I'm pretty sure the book said the timeline splintered forward and backward in time so nothing necessarily crosses over that we don't see onscreen.

I’m almost positive it said no such thing, because I really wanted it to say that, and I sure don’t think it did.

Didn't the trilogy explain that the Devidians were attacking realities spun off from the First Splinter? That would include the Captain Riker timeline whose history diverged no later than 2364, with Natasha Yar still alive at destruction in 2373. And the Galactic Commonwealth timeline, whose history includes the rise of the Terran Empire on pre-warp Earth.

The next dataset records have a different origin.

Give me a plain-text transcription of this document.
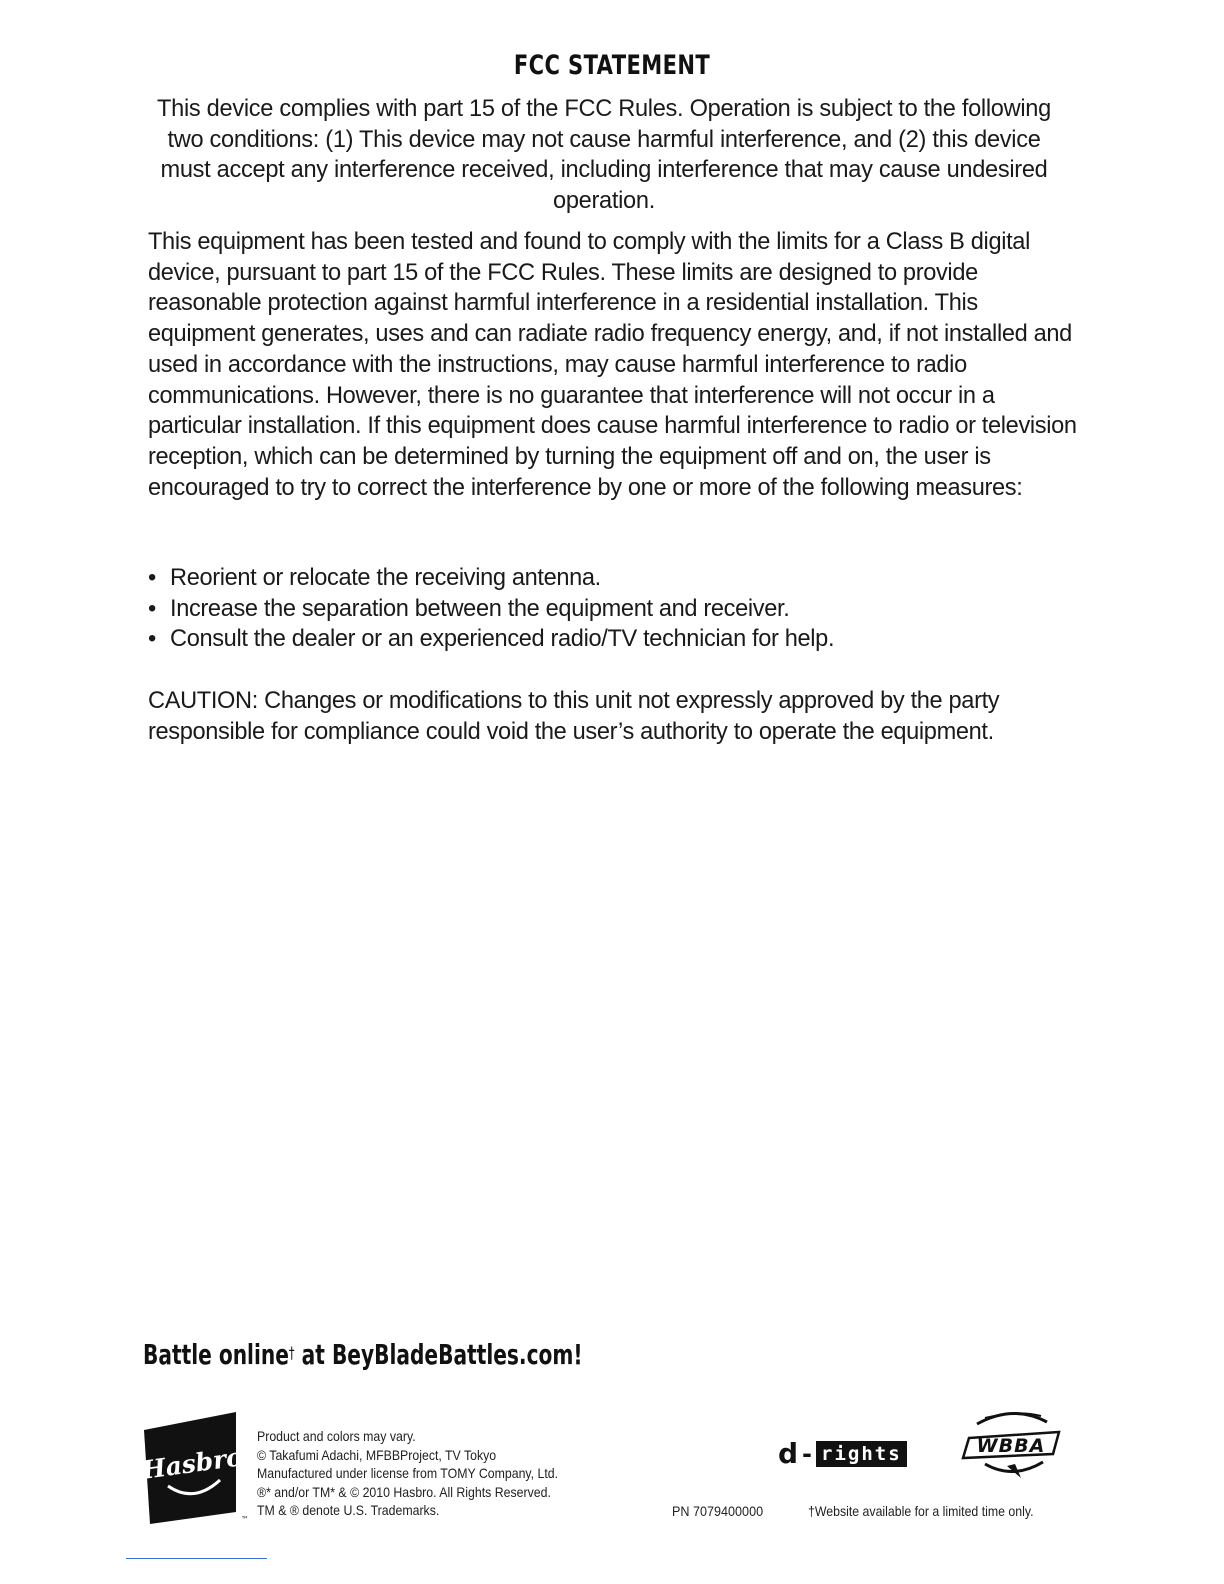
FCC STATEMENT
This device complies with part 15 of the FCC Rules. Operation is subject to the following two conditions: (1) This device may not cause harmful interference, and (2) this device must accept any interference received, including interference that may cause undesired operation.
This equipment has been tested and found to comply with the limits for a Class B digital device, pursuant to part 15 of the FCC Rules. These limits are designed to provide reasonable protection against harmful interference in a residential installation. This equipment generates, uses and can radiate radio frequency energy, and, if not installed and used in accordance with the instructions, may cause harmful interference to radio communications. However, there is no guarantee that interference will not occur in a particular installation. If this equipment does cause harmful interference to radio or television reception, which can be determined by turning the equipment off and on, the user is encouraged to try to correct the interference by one or more of the following measures:
• Reorient or relocate the receiving antenna.
• Increase the separation between the equipment and receiver.
• Consult the dealer or an experienced radio/TV technician for help.
CAUTION: Changes or modifications to this unit not expressly approved by the party responsible for compliance could void the user’s authority to operate the equipment.
Battle online† at BeyBladeBattles.com!
Hasbro
™
Product and colors may vary.
© Takafumi Adachi, MFBBProject, TV Tokyo
Manufactured under license from TOMY Company, Ltd.
®* and/or TM* & © 2010 Hasbro. All Rights Reserved.
TM & ® denote U.S. Trademarks.
d - rights	WBBA
PN 7079400000	†Website available for a limited time only.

I interpreted that to justify how the First Splinter could be a splinter of Kurtzman canon in spite of likely future incompatibilities in stories set prior to 2373.
 
Well the Mirror Universe was explained in a way that doesn’t fit with that version of branching, but the Captain Riker timeline is a really good point. I’ll be stewing on the ramifications of that point.
 
Isn't M'Benga in Vanguard and the forthcoming Strange New Worlds Pike-era series? While modern Trek has shown a willingness to adapt or adopt elements from the novels, we may soon have problems...
4GgTTeE.jpeg

I haven't read much Vanguard stuff, but is he that big of a character there? Is there much to contradict?
 
I haven't read much Vanguard stuff, but is he that big of a character there? Is there much to contradict?

I think just the fact that he'll be shown on Pike's Enterprise crew interacting with Spock some years before the timeframe of Vanguard is already a contradiction.